DPP-IV is short for “dipeptidylpeptidase IV”, understandably, and we need a good abbreviation for it. It’s an important enzyme target for diabetes therapy, since under normal conditions it breaks down glucagon-like-peptide 1. Longer-circulating GLP-1 would actually do a lot of diabetics good, and people have actually made such proteins as separate drugs, so inhibiting an enzyme that clears it out looks like a good bet. Of such reasoning are drug targets made.
A lot of companies have bought into this reasoning, for sure. For quite a while, Novartis looked like the leader in the area, with the most advanced clinical candidate and a lot of publications in the literature from their development work. But Merck turned out to be running a big effort of their own, and actually got to market first with Januvia (sitagliptin). Novartis’s drug (Galvus, vildagliptin) looks as if it will never make it at all here in the US.

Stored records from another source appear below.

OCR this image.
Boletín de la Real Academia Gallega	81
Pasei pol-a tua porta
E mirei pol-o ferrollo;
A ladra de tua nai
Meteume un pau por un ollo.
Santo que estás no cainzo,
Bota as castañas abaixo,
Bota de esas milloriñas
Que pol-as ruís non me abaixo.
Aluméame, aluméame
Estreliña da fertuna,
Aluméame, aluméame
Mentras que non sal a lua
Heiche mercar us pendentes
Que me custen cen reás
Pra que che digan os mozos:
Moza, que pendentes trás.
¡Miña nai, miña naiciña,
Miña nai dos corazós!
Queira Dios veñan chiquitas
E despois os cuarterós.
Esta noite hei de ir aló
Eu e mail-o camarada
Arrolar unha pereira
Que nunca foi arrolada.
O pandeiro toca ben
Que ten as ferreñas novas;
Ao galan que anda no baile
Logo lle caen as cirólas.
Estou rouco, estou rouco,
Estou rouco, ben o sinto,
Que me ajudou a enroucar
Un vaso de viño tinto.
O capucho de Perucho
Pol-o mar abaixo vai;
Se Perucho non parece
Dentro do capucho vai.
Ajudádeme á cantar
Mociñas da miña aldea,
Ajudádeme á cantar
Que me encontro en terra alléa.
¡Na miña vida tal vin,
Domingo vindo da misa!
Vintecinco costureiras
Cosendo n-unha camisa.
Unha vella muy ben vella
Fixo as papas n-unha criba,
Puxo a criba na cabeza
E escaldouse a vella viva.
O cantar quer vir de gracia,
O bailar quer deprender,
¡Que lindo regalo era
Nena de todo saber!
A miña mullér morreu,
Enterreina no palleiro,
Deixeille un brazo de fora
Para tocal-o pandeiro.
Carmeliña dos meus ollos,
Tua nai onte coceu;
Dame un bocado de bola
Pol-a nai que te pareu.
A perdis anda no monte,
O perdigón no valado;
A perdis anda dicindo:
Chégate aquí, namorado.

They had to slow down development due to some troubling side effects, giving Merck the edge. There are several DPP subtypes, and you need to be pretty selective, as it turns out – at least some of the problems stem from that consideration. This wasn’t fully appreciated in the first wave of development in this area – the pioneers had to figure it out the hard and expensive way. But a number of companies have come up behind, trying to get a piece of the market, and they now have a clearer idea of what they need to accomplish.

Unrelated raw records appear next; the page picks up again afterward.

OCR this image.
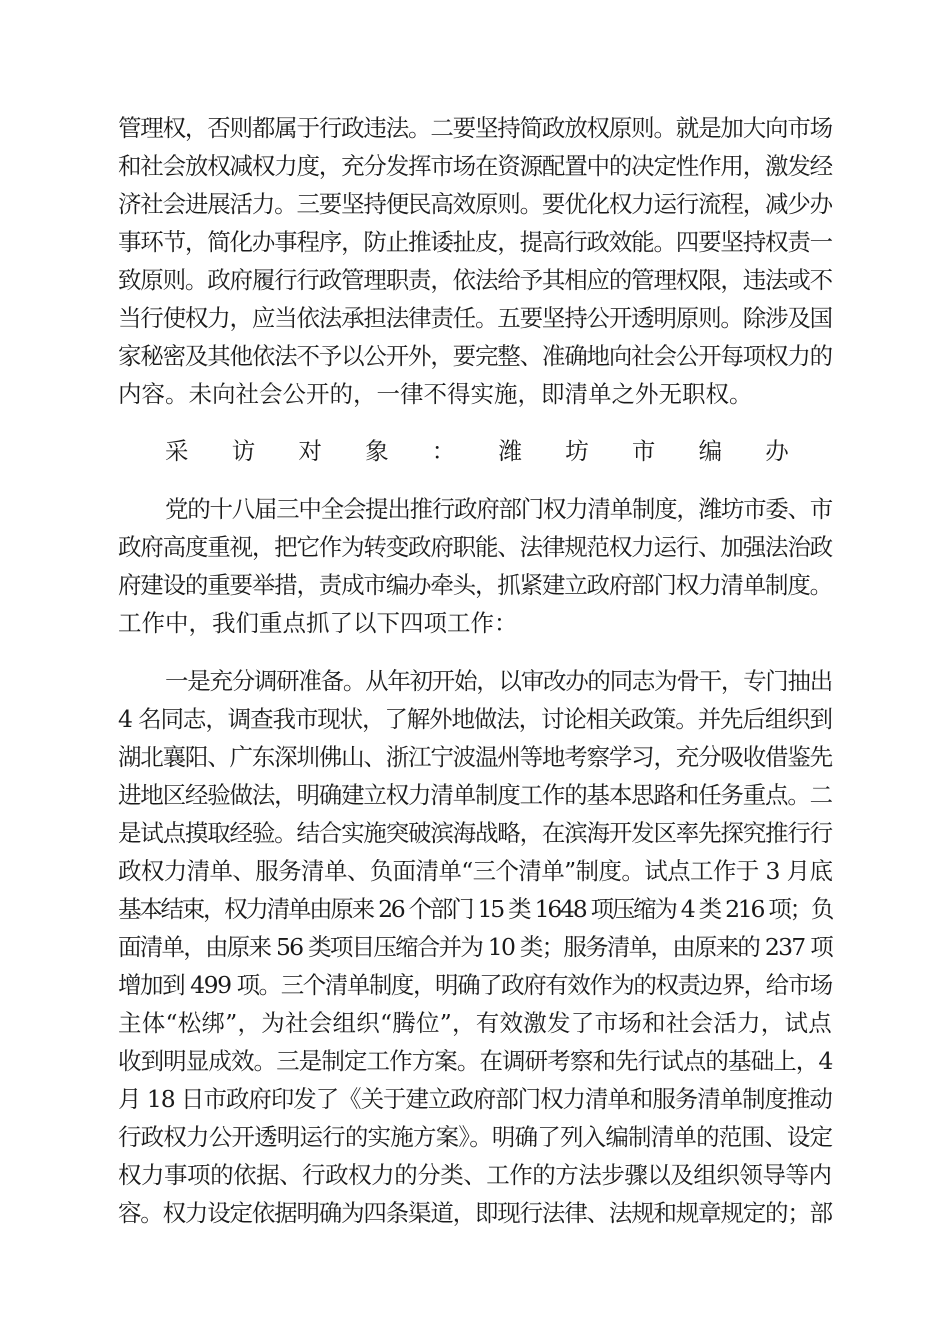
管理权，否则都属于行政违法。二要坚持简政放权原则。就是加大向市场
和社会放权减权力度，充分发挥市场在资源配置中的决定性作用，激发经
济社会进展活力。三要坚持便民高效原则。要优化权力运行流程，减少办
事环节，简化办事程序，防止推诿扯皮，提高行政效能。四要坚持权责一
致原则。政府履行行政管理职责，依法给予其相应的管理权限，违法或不
当行使权力，应当依法承担法律责任。五要坚持公开透明原则。除涉及国
家秘密及其他依法不予以公开外，要完整、准确地向社会公开每项权力的
内容。未向社会公开的，一律不得实施，即清单之外无职权。
采访对象：潍坊市编办
党的十八届三中全会提出推行政府部门权力清单制度，潍坊市委、市
政府高度重视，把它作为转变政府职能、法律规范权力运行、加强法治政
府建设的重要举措，责成市编办牵头，抓紧建立政府部门权力清单制度。
工作中，我们重点抓了以下四项工作：
一是充分调研准备。从年初开始，以审改办的同志为骨干，专门抽出
4 名同志，调查我市现状，了解外地做法，讨论相关政策。并先后组织到
湖北襄阳、广东深圳佛山、浙江宁波温州等地考察学习，充分吸收借鉴先
进地区经验做法，明确建立权力清单制度工作的基本思路和任务重点。二
是试点摸取经验。结合实施突破滨海战略，在滨海开发区率先探究推行行
政权力清单、服务清单、负面清单“三个清单”制度。试点工作于 3 月底
基本结束，权力清单由原来 26 个部门 15 类 1648 项压缩为 4 类 216 项；负
面清单，由原来 56 类项目压缩合并为 10 类；服务清单，由原来的 237 项
增加到 499 项。三个清单制度，明确了政府有效作为的权责边界，给市场
主体“松绑”，为社会组织“腾位”，有效激发了市场和社会活力，试点
收到明显成效。三是制定工作方案。在调研考察和先行试点的基础上，4
月 18 日市政府印发了《关于建立政府部门权力清单和服务清单制度推动
行政权力公开透明运行的实施方案》。明确了列入编制清单的范围、设定
权力事项的依据、行政权力的分类、工作的方法步骤以及组织领导等内
容。权力设定依据明确为四条渠道，即现行法律、法规和规章规定的；部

Or do they? Takeda recently heard from the FDA that their DPP-IV inhibitor alogliptin has been turned down for now. What’s more, the agency wants more cardiovascular safety data from them and from anyone else who comes in with a drug in that category. Cardiovascular problems have always been the weak point for Type II diabetes drugs, to be sure. The patient population tends to be older and overweight, often with elevated blood pressure, so you really don’t have much room to work in when it comes to side effects. That’s led to a lot of attempts to come up with therapies that address the CV side of things at the same time as glucose levels (such as the ill-fated disaster of the PPAR alpha-gamma compounds, all of when went most expensively down in flames). DPP-IV inhibitors wouldn’t be expected to have any direct CV benefits, but they do have to avoid making things any worse.

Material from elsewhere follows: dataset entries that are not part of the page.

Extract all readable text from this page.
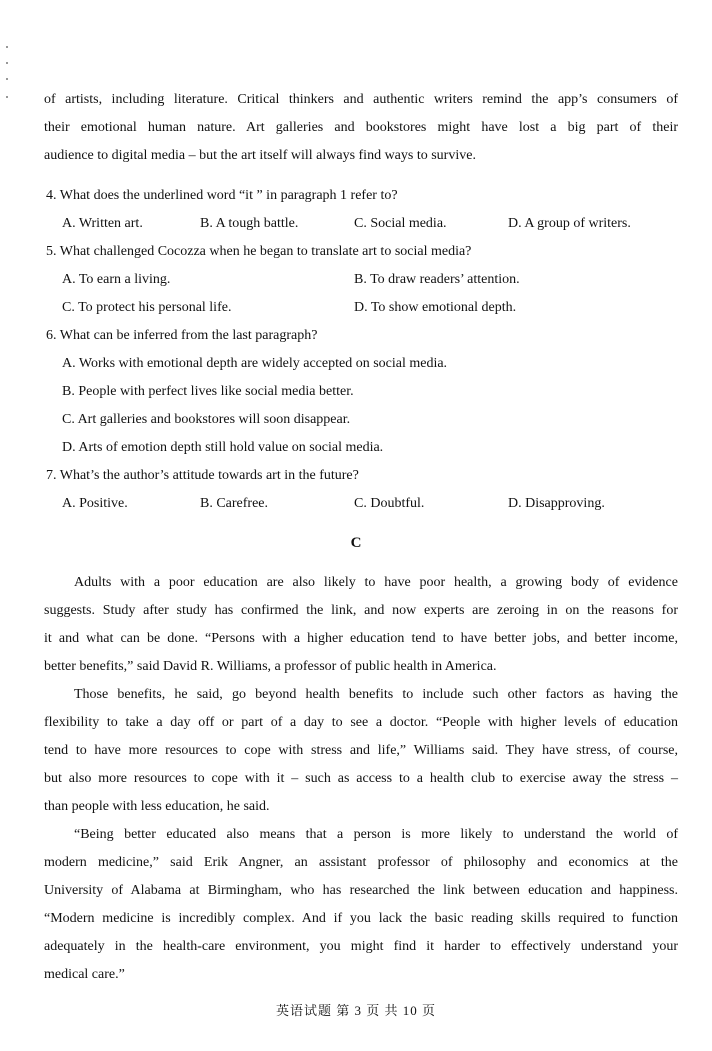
of artists, including literature. Critical thinkers and authentic writers remind the app’s consumers of
their emotional human nature. Art galleries and bookstores might have lost a big part of their
audience to digital media – but the art itself will always find ways to survive.
4. What does the underlined word “it ” in paragraph 1 refer to?
A. Written art.	B. A tough battle.	C. Social media.	D. A group of writers.
5. What challenged Cocozza when he began to translate art to social media?
A. To earn a living.	B. To draw readers’ attention.
C. To protect his personal life.	D. To show emotional depth.
6. What can be inferred from the last paragraph?
A. Works with emotional depth are widely accepted on social media.
B. People with perfect lives like social media better.
C. Art galleries and bookstores will soon disappear.
D. Arts of emotion depth still hold value on social media.
7. What’s the author’s attitude towards art in the future?
A. Positive.	B. Carefree.	C. Doubtful.	D. Disapproving.
C
Adults with a poor education are also likely to have poor health, a growing body of evidence
suggests. Study after study has confirmed the link, and now experts are zeroing in on the reasons for
it and what can be done. “Persons with a higher education tend to have better jobs, and better income,
better benefits,” said David R. Williams, a professor of public health in America.
Those benefits, he said, go beyond health benefits to include such other factors as having the
flexibility to take a day off or part of a day to see a doctor. “People with higher levels of education
tend to have more resources to cope with stress and life,” Williams said. They have stress, of course,
but also more resources to cope with it – such as access to a health club to exercise away the stress –
than people with less education, he said.
“Being better educated also means that a person is more likely to understand the world of
modern medicine,” said Erik Angner, an assistant professor of philosophy and economics at the
University of Alabama at Birmingham, who has researched the link between education and happiness.
“Modern medicine is incredibly complex. And if you lack the basic reading skills required to function
adequately in the health-care environment, you might find it harder to effectively understand your
medical care.”
英语试题 第 3 页 共 10 页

So Merck looks to have the market to itself for a while longer, but as the only DPP-IV drug on the market, they’re going to be under a good deal of scrutiny. The company has already had its share of post-launch cardiovascular nightmares; you’d think that they’re going to work hard to avoid any more. And now all we have to do is assure ourselves that the actions of the DPP-IV inhibitors are all through making GLP-1 last longer. Because even if you're selective for that one enzyme, it has a lot of other substrates. So the story may well swing back to the biochemical mechanism again before we're through.